Their arrival in Yangshuo, ever closer to her finding place i.e., the spot where she’d been abandoned, brings them in contact with other parents picking up their adopted children, including a Toronto woman Clare whom Kelly met at the Bejing hotel and was adopting a child from the very orphanage that Kelly had resided in before her own adoption.

But, just like life, things do not run smoothly. Clare’s baby, Phoenix, is ill and may be kept from adoption; Mom did not apply for permission to visit the orphanage; and Kelly, who’d been convinced that her mother had been keeping her dad away, learns the real reason for his absence.  A life-threatening situation finally helps Kelly realize what she has in the way of an identity and that what seems like an end might just be a beginning.

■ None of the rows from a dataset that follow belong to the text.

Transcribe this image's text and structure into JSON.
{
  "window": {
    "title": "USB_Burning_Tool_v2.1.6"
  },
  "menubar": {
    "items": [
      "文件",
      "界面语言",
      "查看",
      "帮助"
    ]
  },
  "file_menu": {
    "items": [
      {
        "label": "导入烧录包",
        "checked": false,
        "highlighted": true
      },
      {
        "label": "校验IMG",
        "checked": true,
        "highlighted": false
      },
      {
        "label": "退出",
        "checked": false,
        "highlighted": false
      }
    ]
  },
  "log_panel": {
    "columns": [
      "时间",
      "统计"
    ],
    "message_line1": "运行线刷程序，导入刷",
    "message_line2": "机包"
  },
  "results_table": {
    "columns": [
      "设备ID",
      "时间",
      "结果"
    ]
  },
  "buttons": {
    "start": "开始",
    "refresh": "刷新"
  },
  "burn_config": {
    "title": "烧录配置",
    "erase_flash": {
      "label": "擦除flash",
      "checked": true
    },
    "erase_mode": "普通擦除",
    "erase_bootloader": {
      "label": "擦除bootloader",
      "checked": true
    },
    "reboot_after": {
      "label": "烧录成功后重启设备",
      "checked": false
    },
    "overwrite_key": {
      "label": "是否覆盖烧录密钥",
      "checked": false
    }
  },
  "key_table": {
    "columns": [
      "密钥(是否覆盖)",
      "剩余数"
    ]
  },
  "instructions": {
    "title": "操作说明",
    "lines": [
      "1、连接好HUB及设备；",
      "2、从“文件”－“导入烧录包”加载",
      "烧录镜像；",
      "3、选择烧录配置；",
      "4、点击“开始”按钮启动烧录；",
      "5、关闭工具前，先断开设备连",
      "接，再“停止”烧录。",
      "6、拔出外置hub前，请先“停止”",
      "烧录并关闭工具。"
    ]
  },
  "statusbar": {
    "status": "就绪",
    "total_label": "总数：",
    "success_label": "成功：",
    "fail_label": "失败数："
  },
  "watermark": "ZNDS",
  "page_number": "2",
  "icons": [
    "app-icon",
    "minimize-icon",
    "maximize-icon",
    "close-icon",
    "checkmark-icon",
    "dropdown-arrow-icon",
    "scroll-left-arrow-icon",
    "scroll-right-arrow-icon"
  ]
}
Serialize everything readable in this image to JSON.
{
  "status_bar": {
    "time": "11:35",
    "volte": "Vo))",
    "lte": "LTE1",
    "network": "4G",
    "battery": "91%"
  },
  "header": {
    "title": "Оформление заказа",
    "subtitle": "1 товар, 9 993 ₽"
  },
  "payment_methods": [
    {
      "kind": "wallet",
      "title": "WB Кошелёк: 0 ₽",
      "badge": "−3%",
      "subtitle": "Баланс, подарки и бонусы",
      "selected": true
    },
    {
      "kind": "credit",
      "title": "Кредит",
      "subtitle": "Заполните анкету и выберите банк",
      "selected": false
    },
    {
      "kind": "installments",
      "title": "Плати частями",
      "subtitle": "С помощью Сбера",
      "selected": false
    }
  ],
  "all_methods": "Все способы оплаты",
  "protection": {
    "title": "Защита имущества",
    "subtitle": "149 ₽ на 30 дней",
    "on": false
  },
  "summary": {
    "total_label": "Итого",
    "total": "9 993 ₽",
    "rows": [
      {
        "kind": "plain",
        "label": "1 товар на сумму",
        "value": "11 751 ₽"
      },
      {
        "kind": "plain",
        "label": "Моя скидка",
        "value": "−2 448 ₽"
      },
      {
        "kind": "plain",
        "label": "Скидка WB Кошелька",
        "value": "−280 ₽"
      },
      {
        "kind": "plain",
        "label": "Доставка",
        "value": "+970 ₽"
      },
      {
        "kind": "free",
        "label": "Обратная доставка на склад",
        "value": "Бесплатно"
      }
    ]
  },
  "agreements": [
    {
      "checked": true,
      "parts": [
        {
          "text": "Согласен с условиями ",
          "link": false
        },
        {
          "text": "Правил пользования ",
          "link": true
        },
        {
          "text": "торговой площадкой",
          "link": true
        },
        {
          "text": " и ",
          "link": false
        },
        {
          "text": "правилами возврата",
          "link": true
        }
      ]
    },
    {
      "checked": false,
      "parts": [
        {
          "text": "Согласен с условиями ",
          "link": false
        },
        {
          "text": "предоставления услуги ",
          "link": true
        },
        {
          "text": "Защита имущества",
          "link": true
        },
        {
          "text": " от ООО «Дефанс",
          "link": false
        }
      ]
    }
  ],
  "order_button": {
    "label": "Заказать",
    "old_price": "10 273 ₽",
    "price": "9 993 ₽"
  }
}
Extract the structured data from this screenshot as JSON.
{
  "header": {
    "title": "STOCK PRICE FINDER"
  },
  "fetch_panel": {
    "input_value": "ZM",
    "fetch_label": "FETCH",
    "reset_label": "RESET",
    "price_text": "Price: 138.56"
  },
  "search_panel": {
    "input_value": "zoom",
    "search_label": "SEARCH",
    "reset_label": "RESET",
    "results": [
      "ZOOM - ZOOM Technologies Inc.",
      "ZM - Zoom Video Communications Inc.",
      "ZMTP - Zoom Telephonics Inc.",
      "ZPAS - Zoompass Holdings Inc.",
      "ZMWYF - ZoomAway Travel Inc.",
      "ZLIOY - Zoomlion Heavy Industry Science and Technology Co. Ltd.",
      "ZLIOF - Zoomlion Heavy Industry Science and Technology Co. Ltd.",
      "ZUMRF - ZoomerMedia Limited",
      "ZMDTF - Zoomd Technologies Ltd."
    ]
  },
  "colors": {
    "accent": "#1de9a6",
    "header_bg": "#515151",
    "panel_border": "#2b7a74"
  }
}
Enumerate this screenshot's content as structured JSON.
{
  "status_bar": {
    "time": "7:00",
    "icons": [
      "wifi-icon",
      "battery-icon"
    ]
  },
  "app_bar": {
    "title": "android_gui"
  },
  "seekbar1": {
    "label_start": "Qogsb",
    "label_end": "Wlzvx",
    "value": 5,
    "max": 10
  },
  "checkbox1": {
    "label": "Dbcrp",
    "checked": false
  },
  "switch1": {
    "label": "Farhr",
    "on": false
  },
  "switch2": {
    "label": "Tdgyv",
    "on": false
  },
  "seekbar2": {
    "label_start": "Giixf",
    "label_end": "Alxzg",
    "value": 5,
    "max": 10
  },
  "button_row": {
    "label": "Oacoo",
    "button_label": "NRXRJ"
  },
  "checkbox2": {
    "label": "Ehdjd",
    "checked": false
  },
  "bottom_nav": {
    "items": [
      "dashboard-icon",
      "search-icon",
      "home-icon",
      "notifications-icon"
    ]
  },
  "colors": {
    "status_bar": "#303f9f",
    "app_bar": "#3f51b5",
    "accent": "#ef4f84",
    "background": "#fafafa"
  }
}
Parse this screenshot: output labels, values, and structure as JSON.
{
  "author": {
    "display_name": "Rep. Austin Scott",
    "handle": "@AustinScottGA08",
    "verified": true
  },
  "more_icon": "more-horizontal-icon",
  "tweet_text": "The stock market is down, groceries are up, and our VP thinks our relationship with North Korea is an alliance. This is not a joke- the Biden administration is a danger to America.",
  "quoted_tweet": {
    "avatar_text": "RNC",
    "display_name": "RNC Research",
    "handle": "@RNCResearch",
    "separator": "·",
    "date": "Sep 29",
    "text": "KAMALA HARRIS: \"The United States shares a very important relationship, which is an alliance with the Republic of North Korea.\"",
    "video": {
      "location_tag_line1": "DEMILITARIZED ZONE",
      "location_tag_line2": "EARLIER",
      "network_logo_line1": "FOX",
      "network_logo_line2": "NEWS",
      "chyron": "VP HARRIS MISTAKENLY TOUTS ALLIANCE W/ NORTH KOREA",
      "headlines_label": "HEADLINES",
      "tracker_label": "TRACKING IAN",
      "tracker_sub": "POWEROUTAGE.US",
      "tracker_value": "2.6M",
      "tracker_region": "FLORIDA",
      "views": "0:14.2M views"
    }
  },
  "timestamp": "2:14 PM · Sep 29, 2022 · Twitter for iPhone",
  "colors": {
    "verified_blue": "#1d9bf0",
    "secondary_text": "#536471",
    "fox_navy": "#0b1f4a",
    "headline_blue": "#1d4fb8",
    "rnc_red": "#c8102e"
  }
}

I have always believed that every child should be able to see themselves somewhere in the books, hence the push for diversity in literature.  The Finding Place opens up that door to children who became part of new families through international adoption, here specifically from China.  Kelly’s story and perhaps that of Clare and Phoenix may or may not be similar to those of other girls adopted from China but it provides a starting place for filling in the blanks of their adoption and heritage.  Julie Hartley’s rigourous research (an interview with Julie Hartley at the end of the book will attest to this) provides a more complete background for Kelly’s story, though The Finding Place is still much more than a story of a child’s adoption.  It’s her story, absolutely, but it’s of finding herself: her beginnings, her place as a daughter, friend and niece, and as a part of a broken family.  Her struggles with self-determination and self-acceptance are the greater story of The Finding Place, though China does become the finding place by definition in a far greater manner than mother and daughter probably could ever have imagined.